Corporal Little said, 'He's been fine, sir. I fed him those marrowbones and then he took a dump around the corner.'
'Well, thanks so much for the update,' I said. 'Listen – we'll be going out tonight, soon as it gets dark.'
Corporal Little looked up at the flat, narrow front of No. 5 Markgravestraat and said, 'Screechers?'
'No question about it. They split her open like a herring.'
'Holy Christ. Did you find out who she was?'
'Ann De Wouters, aged twenty-eight or thereabouts. I don't know why they specifically came looking for her, but her landlady seemed to think that she might have had some connection to the White Brigade. Could have been a revenge killing, who knows? Maybe they were just thirsty.'
Corporal Little looked around, his eyes narrowed against the bright grey October light. 'Think they've gotten far?'
'I don't think so. By the time they finished with her it must have been nearly daylight, and this whole area was heaving with Canucks by oh-four-thirty. My guess is that they've gone to ground someplace close by.'
Corporal Little reached down and tugged Frank's ears. 'Hear that, boy? We're going to go Screecher-hunting!'
Corporal Henry Little was an amiable, wide-shouldered young man with a red crew cut and a face covered in mustard-coloured freckles. He had a snub nose and bright blue eyes that looked permanently surprised, although I had never yet known him to be surprised by anything. Even when it was first explained to him what his duties would be, he did nothing but nod and say, 'OK, sure,' as if hunting vampires through the shattered cities of France and Belgium was no more unusual than chasing rabbits through the underbrush. Corporal Little's family had bred pedigree tracking dogs in Oak Ridge, Tennessee, which was why the detachment had enlisted him to help me. If Bloodhoundese had been a language, Corporal Little would have been word-perfect. Frank had only to lift up his head and stare at Corporal Little with those mournful, hung-over eyes, and Corporal Little would know exactly what he wanted. 'Cookie, Frank?' Frank had a thing for speculoos, those ginger-and-spice cookies they bake in Belgium, preferably dipped into Corporal Little's coffee to make them soft.
We climbed into my Jeep and Corporal Little drove us back through the narrow sewage-smelling streets, jolting over the cobbles until I felt that my teeth were going to shatter. We passed a dead horse lying on the sidewalk. A German shell had landed in the square two days ago and torn open a big triangular flap in its stomach, so a passer-by had killed it with a hammer.
Somewhere off to the north-west, from the direction of the Walcheren peninsula, I could hear artillery fire, like somebody banging encyclopaedias shut.
We turned into Keizerstraat and stopped outside De Witte Lelie Hotel.

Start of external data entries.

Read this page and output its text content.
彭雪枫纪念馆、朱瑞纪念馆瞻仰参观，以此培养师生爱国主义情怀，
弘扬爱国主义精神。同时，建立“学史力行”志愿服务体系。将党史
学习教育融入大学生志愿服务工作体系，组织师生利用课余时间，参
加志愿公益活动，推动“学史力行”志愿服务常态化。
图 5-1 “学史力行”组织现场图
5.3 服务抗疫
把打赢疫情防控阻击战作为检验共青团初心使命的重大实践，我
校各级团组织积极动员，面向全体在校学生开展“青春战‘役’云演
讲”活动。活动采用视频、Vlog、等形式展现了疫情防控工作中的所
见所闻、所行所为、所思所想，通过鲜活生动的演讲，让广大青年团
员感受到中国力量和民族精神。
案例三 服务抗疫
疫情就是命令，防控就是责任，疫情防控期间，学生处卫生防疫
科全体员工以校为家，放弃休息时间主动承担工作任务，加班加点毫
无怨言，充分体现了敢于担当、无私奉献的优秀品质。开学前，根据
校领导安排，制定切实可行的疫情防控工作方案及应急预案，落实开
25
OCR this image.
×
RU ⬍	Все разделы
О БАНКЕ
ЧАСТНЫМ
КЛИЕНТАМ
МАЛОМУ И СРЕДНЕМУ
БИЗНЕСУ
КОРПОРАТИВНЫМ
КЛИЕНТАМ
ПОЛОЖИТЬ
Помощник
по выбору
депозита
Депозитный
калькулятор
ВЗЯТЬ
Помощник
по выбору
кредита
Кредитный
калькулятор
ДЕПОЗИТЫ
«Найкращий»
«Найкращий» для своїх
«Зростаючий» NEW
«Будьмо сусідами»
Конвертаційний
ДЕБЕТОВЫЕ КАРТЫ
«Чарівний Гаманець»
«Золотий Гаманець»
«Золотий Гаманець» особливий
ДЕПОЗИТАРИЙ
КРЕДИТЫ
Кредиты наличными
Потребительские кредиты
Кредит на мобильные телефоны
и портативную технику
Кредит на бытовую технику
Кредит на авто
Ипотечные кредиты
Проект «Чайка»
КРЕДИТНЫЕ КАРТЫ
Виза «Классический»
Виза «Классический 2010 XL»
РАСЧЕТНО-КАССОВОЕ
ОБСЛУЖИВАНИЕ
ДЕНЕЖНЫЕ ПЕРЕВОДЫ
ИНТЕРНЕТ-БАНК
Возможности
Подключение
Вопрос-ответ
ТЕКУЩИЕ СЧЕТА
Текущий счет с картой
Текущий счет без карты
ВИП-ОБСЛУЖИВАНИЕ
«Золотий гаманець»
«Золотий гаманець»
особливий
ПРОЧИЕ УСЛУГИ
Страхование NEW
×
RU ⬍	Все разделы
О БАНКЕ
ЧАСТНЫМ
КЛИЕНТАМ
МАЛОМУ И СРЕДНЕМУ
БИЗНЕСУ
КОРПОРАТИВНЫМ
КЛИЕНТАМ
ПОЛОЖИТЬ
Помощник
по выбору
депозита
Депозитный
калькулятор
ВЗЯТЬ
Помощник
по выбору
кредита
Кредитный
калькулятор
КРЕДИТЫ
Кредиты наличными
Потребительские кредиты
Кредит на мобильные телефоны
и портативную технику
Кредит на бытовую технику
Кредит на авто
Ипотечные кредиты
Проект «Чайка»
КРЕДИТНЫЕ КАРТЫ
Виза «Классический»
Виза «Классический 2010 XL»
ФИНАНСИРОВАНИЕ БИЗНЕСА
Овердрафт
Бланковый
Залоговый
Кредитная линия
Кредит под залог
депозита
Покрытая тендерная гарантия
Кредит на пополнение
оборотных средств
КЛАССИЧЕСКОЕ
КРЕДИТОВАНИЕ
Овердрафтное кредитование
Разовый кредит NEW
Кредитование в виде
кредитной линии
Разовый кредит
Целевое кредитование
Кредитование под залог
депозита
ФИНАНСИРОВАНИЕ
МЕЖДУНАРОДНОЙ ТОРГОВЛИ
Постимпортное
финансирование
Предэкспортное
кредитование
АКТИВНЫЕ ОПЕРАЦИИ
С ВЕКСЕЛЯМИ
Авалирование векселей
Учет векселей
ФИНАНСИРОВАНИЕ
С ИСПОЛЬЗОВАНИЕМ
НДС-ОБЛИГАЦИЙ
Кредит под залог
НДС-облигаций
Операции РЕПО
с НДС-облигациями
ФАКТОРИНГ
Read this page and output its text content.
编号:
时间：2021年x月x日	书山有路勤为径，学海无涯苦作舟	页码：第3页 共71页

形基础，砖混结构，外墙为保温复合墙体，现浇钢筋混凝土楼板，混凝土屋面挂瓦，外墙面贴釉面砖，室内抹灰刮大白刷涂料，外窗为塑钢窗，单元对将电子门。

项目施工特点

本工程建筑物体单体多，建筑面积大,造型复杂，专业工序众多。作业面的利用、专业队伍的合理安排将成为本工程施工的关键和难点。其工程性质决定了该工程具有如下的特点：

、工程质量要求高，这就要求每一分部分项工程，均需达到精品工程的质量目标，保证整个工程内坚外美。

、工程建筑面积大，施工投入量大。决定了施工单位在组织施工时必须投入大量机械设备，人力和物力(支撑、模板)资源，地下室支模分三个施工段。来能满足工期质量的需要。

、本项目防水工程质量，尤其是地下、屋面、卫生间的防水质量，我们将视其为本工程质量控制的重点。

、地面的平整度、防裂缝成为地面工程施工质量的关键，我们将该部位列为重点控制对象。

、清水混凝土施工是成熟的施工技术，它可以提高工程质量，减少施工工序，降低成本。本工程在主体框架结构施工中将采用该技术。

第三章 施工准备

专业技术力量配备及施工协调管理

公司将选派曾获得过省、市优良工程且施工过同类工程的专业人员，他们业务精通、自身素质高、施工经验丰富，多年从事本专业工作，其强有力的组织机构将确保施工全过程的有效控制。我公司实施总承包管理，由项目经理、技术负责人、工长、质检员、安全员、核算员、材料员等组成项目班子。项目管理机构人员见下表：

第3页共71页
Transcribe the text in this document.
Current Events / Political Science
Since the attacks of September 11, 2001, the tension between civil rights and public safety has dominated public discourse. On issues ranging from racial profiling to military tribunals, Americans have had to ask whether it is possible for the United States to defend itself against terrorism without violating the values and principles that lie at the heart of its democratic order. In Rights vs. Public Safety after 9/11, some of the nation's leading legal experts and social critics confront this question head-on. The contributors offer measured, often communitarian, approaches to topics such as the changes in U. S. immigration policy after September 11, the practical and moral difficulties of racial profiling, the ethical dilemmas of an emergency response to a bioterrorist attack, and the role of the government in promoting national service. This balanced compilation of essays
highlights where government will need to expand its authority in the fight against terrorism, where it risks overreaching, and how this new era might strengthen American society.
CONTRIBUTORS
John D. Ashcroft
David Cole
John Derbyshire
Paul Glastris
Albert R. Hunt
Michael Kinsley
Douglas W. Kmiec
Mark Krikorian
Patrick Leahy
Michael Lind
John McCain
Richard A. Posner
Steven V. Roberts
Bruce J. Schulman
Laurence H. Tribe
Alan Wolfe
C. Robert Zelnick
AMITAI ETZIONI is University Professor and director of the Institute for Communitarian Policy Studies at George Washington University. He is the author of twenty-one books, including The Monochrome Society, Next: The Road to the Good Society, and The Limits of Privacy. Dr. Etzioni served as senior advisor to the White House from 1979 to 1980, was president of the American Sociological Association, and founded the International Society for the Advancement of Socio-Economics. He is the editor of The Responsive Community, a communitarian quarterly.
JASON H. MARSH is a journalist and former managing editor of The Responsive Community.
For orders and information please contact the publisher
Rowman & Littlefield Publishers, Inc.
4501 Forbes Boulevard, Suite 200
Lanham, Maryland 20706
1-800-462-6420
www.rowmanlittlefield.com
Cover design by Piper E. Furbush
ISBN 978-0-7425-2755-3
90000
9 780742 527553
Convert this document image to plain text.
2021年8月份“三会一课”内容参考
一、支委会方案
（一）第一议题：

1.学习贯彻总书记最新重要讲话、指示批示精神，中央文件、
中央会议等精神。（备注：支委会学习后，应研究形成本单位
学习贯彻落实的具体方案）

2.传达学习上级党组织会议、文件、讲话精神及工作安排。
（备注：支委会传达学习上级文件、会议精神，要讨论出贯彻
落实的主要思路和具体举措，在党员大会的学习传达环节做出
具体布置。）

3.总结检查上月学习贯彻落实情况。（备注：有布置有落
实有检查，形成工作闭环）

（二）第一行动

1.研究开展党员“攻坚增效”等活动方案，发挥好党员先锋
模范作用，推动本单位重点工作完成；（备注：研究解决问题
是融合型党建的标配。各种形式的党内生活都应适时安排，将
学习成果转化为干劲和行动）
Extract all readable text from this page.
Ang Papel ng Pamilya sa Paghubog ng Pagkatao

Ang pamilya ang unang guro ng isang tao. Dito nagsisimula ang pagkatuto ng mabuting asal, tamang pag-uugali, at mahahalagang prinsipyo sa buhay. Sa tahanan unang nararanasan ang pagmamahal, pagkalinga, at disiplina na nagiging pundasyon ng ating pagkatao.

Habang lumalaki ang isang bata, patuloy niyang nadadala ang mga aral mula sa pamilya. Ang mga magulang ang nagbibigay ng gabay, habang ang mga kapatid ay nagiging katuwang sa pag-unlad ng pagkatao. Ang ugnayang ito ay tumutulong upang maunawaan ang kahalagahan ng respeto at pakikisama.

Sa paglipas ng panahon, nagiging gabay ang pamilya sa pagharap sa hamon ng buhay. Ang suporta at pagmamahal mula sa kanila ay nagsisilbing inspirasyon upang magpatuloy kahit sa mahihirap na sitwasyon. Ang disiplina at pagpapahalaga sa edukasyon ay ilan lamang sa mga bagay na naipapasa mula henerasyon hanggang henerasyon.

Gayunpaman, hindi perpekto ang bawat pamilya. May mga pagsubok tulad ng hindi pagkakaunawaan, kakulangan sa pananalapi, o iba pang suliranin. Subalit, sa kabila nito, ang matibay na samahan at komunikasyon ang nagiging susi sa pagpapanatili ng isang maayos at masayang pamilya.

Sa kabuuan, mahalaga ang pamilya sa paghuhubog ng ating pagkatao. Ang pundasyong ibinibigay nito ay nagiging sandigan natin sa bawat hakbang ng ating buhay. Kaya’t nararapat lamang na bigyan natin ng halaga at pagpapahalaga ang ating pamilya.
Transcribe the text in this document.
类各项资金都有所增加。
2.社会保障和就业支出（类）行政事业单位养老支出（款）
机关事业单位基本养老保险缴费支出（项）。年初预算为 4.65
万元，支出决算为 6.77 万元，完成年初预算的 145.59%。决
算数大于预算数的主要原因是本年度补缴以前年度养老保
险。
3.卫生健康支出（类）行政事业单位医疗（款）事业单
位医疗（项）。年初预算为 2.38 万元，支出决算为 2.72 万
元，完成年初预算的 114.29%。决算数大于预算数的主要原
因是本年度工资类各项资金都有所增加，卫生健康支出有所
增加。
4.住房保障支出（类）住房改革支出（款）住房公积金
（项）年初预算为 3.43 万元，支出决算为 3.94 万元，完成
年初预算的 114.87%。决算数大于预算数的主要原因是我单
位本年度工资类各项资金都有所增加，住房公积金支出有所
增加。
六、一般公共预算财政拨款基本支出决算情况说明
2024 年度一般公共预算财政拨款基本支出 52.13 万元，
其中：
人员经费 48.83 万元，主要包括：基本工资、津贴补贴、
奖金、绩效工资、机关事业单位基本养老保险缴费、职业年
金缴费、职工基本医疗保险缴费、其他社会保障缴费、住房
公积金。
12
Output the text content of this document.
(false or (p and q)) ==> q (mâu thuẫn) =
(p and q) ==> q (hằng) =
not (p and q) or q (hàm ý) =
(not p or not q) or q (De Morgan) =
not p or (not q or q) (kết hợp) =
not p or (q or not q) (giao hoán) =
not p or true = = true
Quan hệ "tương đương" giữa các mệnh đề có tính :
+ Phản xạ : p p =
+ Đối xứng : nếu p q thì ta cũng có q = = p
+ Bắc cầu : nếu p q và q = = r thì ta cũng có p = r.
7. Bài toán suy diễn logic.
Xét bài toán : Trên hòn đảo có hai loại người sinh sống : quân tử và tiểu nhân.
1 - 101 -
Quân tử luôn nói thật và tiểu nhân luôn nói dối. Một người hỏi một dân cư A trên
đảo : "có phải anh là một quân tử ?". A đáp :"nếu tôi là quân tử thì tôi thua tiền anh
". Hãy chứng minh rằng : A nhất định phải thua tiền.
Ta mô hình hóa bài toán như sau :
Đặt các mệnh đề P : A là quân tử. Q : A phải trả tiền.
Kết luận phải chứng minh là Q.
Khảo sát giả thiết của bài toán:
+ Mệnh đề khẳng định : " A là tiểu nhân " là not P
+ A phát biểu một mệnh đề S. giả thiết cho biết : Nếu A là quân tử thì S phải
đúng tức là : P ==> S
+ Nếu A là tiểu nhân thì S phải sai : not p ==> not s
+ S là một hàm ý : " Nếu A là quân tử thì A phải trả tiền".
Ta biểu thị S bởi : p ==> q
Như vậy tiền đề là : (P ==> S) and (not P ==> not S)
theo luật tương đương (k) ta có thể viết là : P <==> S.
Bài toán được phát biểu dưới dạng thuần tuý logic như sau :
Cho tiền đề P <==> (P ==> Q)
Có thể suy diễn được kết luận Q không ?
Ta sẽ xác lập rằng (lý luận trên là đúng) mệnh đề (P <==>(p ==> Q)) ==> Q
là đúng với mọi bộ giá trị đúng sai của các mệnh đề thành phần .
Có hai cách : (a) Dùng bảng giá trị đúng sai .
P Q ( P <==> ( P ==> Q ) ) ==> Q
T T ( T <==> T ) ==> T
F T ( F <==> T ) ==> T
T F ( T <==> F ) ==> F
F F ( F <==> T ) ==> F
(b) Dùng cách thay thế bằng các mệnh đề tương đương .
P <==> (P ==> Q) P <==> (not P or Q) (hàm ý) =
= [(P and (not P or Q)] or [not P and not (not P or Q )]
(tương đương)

It was a small, old-style building with a sixteenth-century facade. The lobby had oak-panelled walls and a brown marble floor and it was milling with officers from the British 11th Armoured Division, as well as an argumentative crowd of Belgian politicians, waving their arms and pushing each other and shouting in French. The British officers looked too tired to care. One of them was sleeping in an armchair with his mouth wide open.
I went to the desk where the deputy manager was trying to rub soup from the front of his shirt with spit.
'I need to talk to Leo Coopman.'
He stopped rubbing his shirt and looked at me with bulging brown eyes.